Donald Trump, le game changer !

Donald Trump, 47e président des États-Unis, revenu au pouvoir depuis le 20 janvier 2025, change la donne. Il vient d’annoncer que des négociations directes auront lieu en direct avec Vladimir Poutine dans les prochains jours. Ce revirement stratégique pourrait profondément modifier le cours du conflit en Ukraine et redéfinir les relations entre Washington et Moscou.

Trump reconnaît peut-être ainsi la responsabilité américaine dans cet « engrenage » de rivalités dont, hélas, Vladimir Poutine s’est servi, au mépris de toutes les tragédies qui en découleraient, pour déclencher cette guerre. Mais in fine, il reste et restera seul responsable de cette guerre devant l’Histoire.

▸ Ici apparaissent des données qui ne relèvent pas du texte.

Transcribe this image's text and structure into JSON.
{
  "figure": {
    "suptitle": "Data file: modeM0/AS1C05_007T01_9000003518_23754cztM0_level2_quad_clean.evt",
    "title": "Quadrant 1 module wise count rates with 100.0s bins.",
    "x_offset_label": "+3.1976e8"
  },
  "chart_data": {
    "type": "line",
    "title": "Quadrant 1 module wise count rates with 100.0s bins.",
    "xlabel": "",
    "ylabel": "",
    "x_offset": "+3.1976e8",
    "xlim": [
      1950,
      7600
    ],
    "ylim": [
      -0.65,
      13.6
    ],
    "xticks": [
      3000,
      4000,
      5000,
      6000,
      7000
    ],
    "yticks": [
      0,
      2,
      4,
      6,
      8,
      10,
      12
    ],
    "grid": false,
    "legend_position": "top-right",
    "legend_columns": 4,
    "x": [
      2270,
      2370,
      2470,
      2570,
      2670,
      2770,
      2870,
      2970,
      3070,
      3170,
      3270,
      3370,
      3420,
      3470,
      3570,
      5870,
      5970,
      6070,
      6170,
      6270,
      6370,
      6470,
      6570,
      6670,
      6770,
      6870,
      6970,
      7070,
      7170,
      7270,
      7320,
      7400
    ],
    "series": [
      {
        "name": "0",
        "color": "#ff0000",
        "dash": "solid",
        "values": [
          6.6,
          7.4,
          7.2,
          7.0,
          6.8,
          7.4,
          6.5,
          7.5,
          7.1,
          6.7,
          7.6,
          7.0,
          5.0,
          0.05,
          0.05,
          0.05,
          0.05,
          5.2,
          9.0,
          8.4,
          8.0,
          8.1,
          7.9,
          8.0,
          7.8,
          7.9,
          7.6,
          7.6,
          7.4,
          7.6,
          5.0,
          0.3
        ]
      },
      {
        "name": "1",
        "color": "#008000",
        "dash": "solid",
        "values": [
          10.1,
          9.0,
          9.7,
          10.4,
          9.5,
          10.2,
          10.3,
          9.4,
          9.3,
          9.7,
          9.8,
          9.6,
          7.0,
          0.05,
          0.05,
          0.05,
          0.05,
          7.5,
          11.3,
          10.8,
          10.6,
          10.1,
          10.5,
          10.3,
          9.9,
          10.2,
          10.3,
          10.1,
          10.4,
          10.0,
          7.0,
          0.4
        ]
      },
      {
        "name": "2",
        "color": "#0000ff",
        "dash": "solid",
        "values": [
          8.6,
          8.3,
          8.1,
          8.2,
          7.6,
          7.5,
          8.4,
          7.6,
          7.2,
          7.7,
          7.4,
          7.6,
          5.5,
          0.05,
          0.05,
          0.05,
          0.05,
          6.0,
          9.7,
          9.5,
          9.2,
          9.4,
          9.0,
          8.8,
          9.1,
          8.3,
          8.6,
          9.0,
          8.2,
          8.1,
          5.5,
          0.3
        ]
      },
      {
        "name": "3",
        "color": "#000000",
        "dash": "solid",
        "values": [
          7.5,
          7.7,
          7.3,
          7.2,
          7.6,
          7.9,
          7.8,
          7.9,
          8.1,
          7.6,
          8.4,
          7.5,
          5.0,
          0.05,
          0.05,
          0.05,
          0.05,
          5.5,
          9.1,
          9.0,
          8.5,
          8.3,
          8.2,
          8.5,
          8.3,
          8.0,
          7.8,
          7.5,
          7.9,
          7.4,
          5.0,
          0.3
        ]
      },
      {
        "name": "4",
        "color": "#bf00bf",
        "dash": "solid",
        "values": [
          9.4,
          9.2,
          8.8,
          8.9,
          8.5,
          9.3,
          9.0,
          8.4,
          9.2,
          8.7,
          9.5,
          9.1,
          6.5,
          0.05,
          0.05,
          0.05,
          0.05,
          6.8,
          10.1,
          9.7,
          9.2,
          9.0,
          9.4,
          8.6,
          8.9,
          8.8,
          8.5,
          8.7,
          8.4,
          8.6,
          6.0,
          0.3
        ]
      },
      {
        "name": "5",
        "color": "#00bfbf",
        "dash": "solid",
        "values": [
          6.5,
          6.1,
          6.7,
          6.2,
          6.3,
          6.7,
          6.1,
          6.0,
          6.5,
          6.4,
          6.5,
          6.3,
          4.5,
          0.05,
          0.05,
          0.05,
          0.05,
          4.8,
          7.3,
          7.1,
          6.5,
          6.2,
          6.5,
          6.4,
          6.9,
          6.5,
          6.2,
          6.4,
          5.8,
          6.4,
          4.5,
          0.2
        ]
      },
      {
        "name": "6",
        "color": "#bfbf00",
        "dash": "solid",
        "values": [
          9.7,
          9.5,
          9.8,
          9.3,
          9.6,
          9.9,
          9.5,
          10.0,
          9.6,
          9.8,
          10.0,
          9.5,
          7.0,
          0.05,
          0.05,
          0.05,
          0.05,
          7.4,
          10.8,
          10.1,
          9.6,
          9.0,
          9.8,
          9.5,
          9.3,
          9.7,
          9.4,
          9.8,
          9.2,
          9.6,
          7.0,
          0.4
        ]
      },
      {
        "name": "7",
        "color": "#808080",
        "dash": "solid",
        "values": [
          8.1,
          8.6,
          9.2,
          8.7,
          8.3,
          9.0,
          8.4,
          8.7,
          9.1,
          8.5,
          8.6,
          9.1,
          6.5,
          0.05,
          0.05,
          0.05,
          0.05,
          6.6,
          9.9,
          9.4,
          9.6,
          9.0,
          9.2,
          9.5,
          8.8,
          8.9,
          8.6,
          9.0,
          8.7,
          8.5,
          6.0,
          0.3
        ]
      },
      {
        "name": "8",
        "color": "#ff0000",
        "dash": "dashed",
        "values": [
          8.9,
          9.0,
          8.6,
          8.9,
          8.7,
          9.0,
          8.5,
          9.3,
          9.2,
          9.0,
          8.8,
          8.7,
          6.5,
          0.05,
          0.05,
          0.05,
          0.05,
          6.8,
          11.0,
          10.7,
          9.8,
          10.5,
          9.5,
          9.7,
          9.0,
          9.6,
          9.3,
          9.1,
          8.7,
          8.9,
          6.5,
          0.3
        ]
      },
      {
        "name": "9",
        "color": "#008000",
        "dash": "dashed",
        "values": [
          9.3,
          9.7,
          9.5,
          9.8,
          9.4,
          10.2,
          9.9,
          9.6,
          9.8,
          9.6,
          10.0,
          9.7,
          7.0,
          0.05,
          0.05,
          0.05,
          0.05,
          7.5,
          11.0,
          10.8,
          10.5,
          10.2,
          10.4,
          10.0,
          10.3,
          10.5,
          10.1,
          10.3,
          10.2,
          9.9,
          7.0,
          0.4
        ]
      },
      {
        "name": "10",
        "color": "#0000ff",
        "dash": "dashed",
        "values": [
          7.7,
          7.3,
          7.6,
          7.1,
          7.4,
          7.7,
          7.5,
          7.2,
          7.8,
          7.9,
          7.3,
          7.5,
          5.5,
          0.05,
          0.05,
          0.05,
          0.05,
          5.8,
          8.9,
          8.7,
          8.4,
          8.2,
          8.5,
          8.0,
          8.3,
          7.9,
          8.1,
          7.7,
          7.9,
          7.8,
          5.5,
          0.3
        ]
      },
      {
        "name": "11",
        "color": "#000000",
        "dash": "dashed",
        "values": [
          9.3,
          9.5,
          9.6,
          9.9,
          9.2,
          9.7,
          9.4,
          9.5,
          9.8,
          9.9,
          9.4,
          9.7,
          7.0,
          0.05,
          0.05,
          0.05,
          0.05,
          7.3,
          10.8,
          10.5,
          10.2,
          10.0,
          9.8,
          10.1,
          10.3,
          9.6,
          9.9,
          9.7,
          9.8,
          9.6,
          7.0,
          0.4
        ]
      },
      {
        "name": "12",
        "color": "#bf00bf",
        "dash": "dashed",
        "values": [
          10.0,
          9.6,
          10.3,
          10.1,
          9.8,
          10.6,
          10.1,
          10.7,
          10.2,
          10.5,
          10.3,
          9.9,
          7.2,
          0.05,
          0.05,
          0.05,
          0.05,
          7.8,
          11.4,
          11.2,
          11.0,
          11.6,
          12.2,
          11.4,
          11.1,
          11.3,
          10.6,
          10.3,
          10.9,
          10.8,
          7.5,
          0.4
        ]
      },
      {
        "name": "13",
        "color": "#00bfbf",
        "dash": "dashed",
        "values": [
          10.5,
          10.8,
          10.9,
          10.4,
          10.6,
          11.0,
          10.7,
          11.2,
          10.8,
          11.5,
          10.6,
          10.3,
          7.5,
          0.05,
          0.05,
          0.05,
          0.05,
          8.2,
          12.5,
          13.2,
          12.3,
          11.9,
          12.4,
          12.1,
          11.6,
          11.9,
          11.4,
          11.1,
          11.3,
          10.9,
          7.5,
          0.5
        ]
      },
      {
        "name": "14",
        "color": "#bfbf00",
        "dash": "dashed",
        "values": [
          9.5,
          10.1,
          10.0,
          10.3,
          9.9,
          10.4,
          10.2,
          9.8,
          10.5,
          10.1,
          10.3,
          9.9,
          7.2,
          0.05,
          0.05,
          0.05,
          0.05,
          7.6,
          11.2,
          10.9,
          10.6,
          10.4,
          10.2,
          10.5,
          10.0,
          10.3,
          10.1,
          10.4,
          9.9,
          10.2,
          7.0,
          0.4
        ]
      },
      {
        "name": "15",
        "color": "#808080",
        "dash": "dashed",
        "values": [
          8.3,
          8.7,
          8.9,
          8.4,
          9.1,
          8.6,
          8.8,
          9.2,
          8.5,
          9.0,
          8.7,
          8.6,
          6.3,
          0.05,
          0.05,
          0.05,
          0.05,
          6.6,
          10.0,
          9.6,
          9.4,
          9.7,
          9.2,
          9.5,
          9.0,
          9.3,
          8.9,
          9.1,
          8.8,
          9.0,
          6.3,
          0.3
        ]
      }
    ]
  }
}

Par ailleurs, le premier mandat de Donald Trump a montré qu’il était pragmatique, plus favorable aux affaires et au commerce qu’aux opérations militaires, adepte des négociations et des rapports de force (ne pas oublier son livre The Art of the Deal publié en 1987). Ce tempérament le pousse peut-être à s’affranchir des postures diplomatiques et à privilégier la résolution des conflits, quitte à céder sur des principes et des valeurs morales sur lesquels l’Occident base souvent ses rapports géopolitiques avec le reste du monde, en particulier avec les pays du « Sud global ».

Reste à voir comment les autres puissances, notamment l’Europe et la Chine, sans oublier l’Ukraine et les Ukrainiens bien sûr, réagiront face à cette évolution et si ce changement de cap pourra réellement conduire à une stabilisation du conflit ou si, au contraire, il ouvrira une nouvelle ère d’incertitude et de recompositions géopolitiques.

Dans tous les cas, quelle que soit l’issue de cette négociation entre Donald Trump et Vladimir Poutine, l’ordre mondial, tel qu’il est né après la Seconde Guerre mondiale, poursuit son inexorable déconstruction et ce n’est une bonne nouvelle pour personne.